Écoutez, cela dépend des pays. Des pays comme la Suisse, la Belgique et l’Espagne, on peut y entrer avec le certificat de vaccination algérien. Reste le problème d’un pays comme la France avec lequel il y a beaucoup d’échanges, qui a instauré une espèce de sélection des vaccins qui sont adoptés que chez lui. Mais honnêtement la situation est tellement évolutive que je suis sûr et certain que très bientôt il y aura une reconnaissance de tous les vaccins. L’objectif final c’est de vacciner l’ensemble de planète. Un pays qui vaccine à 100 % à lui tout seul ne suffira pas à le protéger.
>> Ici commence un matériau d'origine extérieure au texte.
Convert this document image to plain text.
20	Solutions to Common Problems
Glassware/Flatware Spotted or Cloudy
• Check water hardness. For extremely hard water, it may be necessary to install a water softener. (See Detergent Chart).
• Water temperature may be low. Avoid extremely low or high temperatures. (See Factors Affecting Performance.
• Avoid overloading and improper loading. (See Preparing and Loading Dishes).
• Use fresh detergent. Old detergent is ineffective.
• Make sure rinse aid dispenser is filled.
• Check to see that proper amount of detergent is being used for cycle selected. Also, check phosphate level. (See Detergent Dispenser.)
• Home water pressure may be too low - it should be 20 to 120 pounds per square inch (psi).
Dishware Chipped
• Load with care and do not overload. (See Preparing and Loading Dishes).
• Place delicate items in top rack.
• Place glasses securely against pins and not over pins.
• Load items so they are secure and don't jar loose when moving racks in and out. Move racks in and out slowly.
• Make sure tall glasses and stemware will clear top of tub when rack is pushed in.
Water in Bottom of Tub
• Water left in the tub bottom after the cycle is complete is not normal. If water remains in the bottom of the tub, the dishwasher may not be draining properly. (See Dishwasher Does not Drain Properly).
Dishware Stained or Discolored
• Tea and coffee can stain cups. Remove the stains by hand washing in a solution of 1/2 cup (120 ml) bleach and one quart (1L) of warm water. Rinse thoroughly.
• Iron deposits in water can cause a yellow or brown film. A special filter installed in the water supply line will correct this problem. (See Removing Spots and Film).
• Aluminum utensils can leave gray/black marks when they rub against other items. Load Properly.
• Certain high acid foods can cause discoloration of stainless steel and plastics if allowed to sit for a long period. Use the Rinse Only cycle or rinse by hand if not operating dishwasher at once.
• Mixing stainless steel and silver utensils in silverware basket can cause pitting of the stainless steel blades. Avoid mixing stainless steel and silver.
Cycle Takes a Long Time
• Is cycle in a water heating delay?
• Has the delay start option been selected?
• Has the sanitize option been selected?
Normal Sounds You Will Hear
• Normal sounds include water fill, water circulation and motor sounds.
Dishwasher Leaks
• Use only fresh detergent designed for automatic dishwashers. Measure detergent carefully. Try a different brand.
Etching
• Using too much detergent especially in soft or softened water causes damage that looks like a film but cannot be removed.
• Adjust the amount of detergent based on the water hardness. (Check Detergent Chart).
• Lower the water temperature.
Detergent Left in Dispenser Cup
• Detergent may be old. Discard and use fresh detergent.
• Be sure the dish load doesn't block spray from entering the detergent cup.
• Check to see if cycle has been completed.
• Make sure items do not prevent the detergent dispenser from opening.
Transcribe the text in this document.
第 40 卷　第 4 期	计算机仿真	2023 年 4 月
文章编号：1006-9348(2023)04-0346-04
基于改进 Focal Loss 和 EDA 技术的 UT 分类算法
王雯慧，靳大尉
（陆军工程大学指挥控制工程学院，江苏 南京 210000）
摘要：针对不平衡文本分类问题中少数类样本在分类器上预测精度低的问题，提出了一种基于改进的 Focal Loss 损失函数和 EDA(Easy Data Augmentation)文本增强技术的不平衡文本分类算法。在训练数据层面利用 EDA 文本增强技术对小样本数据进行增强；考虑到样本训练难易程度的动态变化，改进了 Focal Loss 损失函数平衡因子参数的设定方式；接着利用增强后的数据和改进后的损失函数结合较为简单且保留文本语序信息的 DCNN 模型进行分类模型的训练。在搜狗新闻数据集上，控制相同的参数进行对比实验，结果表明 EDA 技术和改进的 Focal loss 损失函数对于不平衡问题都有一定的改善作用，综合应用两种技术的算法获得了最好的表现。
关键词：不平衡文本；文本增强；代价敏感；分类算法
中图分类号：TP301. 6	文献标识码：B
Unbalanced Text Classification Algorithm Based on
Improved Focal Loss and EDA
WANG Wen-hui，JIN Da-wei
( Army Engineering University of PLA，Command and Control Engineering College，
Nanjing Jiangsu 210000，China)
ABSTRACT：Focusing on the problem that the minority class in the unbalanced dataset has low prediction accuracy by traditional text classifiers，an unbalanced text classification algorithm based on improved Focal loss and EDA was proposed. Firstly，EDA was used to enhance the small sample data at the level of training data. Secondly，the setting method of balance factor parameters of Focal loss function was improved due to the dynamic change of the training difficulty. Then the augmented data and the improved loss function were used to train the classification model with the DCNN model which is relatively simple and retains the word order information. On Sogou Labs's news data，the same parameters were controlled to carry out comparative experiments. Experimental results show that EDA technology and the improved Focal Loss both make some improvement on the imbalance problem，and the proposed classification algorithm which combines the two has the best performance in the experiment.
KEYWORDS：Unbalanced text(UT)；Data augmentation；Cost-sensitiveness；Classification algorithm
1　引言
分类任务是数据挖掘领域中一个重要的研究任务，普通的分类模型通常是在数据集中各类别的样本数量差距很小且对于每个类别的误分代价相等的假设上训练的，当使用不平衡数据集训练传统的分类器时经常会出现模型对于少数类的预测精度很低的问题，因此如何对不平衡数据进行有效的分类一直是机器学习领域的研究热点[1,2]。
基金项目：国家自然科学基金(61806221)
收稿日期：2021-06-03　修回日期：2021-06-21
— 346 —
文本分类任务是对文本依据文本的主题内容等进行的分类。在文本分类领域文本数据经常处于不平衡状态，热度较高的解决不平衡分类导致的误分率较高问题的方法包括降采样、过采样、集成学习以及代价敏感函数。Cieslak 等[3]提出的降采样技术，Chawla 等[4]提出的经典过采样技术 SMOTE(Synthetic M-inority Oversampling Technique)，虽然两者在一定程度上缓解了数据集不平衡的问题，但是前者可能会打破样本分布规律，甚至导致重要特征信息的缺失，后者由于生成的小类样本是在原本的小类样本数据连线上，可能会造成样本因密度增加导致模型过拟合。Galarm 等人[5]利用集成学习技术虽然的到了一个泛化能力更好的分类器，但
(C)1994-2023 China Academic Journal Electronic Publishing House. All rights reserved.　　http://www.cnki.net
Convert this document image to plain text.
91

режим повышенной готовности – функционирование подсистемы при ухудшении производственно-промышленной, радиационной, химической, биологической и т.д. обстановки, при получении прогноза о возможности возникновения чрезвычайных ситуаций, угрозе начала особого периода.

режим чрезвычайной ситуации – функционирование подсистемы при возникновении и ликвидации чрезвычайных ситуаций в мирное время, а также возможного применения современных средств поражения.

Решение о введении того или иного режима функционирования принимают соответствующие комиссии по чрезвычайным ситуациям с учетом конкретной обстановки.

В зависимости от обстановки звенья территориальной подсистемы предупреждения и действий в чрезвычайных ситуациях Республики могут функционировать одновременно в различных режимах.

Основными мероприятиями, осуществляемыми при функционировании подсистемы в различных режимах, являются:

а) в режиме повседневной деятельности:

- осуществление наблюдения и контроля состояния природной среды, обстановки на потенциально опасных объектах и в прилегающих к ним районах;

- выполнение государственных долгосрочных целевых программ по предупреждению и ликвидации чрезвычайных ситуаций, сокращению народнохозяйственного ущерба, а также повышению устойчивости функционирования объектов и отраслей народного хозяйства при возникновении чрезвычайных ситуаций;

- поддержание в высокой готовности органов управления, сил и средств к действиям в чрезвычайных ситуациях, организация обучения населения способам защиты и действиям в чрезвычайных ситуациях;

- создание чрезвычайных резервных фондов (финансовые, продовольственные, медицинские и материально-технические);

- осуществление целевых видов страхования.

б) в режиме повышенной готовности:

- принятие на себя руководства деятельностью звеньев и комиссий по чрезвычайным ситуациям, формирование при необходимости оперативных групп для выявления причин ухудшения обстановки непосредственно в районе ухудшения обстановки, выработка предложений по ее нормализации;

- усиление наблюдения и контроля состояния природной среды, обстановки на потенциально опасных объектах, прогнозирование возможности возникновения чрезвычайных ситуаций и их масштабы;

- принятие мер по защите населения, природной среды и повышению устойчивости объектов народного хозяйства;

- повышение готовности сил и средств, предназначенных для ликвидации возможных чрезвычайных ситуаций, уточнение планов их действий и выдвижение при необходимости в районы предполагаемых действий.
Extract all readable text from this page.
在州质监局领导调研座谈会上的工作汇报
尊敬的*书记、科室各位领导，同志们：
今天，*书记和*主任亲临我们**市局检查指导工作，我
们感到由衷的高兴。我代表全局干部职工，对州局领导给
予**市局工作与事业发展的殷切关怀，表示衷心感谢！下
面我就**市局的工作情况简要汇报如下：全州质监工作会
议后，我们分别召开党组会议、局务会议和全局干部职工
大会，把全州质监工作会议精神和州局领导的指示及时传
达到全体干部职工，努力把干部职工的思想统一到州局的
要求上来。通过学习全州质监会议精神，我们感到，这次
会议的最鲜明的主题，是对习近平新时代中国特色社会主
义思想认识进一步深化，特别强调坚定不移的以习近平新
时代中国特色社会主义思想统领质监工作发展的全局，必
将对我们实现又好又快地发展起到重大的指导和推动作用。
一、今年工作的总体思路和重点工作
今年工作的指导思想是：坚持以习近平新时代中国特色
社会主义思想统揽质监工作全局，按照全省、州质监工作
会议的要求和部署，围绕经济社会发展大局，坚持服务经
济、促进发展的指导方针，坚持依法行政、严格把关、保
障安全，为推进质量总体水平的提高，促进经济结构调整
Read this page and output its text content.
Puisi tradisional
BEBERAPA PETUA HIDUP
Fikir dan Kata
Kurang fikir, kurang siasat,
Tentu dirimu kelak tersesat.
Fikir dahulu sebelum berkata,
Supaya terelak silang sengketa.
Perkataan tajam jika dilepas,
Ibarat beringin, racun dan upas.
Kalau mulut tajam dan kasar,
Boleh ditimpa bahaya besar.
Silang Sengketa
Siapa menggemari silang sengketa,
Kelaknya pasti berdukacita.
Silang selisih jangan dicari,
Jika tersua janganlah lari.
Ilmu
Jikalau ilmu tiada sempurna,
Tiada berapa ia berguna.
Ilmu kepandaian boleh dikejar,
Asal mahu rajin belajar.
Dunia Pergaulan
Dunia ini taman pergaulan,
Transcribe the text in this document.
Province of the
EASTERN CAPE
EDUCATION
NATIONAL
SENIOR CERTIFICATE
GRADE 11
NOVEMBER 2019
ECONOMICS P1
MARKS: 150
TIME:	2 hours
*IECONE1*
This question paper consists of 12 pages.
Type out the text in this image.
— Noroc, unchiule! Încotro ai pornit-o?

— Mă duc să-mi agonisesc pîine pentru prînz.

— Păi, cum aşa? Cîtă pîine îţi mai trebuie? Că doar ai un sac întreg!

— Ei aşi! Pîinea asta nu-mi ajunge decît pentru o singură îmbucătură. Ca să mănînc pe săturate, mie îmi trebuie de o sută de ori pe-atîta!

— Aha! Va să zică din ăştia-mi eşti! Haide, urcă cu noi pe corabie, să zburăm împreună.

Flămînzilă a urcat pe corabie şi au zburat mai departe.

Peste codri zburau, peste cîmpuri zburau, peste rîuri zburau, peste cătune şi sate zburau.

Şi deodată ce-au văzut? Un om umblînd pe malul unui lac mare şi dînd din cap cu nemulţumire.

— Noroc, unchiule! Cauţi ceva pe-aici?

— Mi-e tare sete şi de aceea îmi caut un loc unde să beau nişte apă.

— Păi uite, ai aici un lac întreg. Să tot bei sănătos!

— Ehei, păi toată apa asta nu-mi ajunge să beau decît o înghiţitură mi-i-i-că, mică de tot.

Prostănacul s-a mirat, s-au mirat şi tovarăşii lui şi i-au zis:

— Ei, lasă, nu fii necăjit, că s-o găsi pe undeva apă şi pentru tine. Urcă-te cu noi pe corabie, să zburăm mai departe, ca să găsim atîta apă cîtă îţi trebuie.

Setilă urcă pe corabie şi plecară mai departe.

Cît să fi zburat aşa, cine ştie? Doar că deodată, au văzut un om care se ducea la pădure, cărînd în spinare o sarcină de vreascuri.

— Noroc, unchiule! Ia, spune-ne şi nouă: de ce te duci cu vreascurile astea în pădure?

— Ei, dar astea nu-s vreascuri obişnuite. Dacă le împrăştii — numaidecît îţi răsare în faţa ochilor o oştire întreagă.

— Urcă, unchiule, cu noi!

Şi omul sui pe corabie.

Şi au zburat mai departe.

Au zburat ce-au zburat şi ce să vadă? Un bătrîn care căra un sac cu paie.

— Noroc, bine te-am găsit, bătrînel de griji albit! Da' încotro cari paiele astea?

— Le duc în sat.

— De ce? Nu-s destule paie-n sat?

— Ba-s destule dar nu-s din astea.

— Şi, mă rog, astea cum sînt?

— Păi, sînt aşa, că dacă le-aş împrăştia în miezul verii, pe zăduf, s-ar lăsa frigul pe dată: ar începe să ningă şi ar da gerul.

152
Il faudra que tous les pays soient vaccinés de la même manière.

Avec la décrue de l’épidémie et l’avancement de la vaccination, peut-on envisager la réouverture des frontières ?    

La réponse que je donne tout le temps est que la décision relève des autorités supérieures. C’est la souveraineté d’un pays. Il n’y a que le chef de l’État qui peut décider. Mais au vu de la situation épidémiologique améliorée et de la baisse de la circulation du virus et des hospitalisations, il y aura probablement à l’avenir comme un allègement de toutes les décisions prises y compris le confinement.